Michael Jackson’s brief appearance on Thursday at London’s O2 Arena, where he plans a series of 10 concerts starting on July 8, raised more questions than it provided answers.
The 50-year-old did at least show up, looking more robust than in recent photographs.
But his announcement was confused, and left reporters and hundreds of screaming supporters wondering whether his first series of gigs in 12 years would actually be his last.
“These will be my final shows ... performances in London,” Jackson said. “When I say this is it, I mean this is it. I’ll be performing the songs my fans want to hear. This is it, this is really it, this is the final curtain call.”
Randy Phillips, president of AEG Live which signed Jackson for the concerts, had few concrete answers.
He did not rule out more concerts in London and elsewhere in the future, and much more than just music appears to be riding on the summer shows.
“None of us are sure,” he told Reuters. “I didn’t want to get so far ahead of what he wanted to do.
“We’re holding dates,” he added, referring to the O2 Arena where Prince performed 21 nights in 2007 to critical acclaim. “We don’t know how big the demand will be.”
On Jackson’s health, Phillips was more confident, saying the performer, who has looked frail and gaunt in recent months, had passed a lengthy physical examination.
And asked if Jackson would sing or lipsynch on his eagerly awaited return, he replied: “He’s singing.”

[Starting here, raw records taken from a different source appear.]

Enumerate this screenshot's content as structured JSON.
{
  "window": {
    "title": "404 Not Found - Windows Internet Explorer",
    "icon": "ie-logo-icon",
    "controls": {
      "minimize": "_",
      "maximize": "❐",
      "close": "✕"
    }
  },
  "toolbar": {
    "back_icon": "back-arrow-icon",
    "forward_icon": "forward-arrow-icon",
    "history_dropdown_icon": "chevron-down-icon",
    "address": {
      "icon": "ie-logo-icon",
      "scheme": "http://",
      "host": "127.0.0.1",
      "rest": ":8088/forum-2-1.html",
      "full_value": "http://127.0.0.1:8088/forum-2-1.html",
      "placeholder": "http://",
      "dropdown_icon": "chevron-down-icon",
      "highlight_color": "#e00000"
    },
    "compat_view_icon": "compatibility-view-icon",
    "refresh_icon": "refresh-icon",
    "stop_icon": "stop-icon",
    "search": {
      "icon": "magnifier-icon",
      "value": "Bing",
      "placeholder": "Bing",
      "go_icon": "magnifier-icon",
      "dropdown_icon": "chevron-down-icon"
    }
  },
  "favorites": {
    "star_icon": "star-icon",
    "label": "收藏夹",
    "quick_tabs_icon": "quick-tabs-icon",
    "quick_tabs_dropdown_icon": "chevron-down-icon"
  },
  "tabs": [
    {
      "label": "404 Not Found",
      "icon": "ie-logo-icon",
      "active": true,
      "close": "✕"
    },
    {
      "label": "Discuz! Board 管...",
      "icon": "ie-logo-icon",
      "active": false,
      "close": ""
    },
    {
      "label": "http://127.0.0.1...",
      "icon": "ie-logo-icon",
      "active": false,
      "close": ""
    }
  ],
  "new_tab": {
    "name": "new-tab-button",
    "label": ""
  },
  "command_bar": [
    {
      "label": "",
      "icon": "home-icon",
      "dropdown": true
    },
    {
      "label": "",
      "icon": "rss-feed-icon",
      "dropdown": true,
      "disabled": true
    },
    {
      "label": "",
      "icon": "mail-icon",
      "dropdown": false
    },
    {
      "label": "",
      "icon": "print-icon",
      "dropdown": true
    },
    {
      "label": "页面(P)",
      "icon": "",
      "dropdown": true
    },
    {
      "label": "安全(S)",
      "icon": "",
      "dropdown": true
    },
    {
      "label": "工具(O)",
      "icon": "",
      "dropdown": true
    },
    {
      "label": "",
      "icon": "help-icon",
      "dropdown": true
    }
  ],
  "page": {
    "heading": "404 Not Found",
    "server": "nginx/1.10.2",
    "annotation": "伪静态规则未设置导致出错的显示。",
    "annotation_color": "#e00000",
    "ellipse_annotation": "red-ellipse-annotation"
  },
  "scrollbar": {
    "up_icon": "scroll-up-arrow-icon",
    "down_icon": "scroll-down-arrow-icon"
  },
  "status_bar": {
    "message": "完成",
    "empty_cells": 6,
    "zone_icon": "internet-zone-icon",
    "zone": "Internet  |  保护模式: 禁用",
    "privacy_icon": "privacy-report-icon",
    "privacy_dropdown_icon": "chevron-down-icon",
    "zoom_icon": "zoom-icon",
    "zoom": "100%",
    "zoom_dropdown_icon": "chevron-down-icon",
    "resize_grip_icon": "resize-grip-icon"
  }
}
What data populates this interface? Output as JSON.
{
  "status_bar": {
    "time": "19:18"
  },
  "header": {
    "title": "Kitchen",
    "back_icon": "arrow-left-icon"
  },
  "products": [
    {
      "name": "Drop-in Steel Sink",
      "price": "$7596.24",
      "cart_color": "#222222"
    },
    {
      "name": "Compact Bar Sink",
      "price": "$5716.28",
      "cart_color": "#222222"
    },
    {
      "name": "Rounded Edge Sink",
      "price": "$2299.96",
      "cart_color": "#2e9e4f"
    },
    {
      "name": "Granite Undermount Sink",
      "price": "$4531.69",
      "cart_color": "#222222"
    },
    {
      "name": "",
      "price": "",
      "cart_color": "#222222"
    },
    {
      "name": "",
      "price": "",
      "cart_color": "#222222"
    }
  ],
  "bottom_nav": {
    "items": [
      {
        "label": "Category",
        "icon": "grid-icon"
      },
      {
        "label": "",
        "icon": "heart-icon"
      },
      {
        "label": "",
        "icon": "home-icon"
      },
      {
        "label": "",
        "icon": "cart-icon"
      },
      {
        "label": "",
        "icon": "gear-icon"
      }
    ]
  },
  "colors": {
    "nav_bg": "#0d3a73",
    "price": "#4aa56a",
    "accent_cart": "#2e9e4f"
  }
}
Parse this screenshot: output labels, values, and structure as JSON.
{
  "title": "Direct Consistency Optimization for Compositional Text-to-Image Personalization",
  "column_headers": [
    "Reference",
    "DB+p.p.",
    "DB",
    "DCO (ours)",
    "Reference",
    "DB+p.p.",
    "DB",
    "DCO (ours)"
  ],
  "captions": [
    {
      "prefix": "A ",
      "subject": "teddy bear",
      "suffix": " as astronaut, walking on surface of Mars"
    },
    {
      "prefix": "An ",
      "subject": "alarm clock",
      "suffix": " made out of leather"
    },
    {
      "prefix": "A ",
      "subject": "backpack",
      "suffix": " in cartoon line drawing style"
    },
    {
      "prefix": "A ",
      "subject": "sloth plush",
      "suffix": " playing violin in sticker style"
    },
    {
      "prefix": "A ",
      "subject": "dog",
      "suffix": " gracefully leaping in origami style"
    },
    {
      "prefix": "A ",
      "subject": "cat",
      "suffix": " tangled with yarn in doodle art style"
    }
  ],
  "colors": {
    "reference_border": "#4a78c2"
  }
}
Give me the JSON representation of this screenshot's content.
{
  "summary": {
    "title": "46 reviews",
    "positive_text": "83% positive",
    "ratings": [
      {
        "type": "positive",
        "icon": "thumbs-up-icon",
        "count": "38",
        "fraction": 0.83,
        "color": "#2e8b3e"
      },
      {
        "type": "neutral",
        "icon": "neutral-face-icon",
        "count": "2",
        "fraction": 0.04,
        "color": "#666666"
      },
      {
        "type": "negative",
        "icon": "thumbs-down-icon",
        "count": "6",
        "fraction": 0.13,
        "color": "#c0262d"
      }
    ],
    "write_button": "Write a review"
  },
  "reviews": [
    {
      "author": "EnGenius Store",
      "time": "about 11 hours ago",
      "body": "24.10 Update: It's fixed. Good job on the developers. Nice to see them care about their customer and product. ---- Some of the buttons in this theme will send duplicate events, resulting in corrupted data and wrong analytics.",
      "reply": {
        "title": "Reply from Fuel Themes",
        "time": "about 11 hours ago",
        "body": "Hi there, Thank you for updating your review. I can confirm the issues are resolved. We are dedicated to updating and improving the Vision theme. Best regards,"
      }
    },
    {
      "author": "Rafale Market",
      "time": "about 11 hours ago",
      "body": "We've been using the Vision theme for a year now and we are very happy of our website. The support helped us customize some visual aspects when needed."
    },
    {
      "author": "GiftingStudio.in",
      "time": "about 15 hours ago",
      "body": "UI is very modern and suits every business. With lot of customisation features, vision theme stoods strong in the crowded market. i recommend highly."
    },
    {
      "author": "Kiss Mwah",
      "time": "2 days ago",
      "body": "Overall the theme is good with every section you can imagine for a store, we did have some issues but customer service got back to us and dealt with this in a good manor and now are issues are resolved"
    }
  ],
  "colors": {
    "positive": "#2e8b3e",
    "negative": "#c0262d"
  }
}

AEG Live have a plan to work with Jackson for the next three and a half years that involves concerts, new music and movies, including a big-screen adaptation of Jackson’s seminal hit and video “Thriller.”
The agreement could earn Jackson “well over $400 million,” Phillips said, although that would depend on all of the ventures discussed being carried out.
While the man who made 1982’s “Thriller,” the biggest-selling album ever, still has what it takes to move his fans to tears, many commentators were less impressed.
Several noted that the humble surroundings of a chilly hallway and makeshift stage did not befit one of the most successful pop artists of all time.
Jackson also kept crowds waiting for nearly two hours to make his short announcement.
“After announcing that the concerts will be in July, and that he loves us all so, Jackson is gone — giving four minutes to people who have been waiting five hours, and 12 years, and a lifetime,” wrote Caitlin Moran in The Times newspaper.
Fans believe Jackson, a virtual recluse since his acquittal in 2005 of child abuse charges, is wise to choose London for his comeback rather than, say, Las Vegas.
“I think the Europeans are not as judgmental as the Americans, there is a solid fan base here and we’re into 1980s disco and soul, perhaps more than the U.S. where rap and hip-hop dominate,” said Lucy Wood, an artist in her late 30s.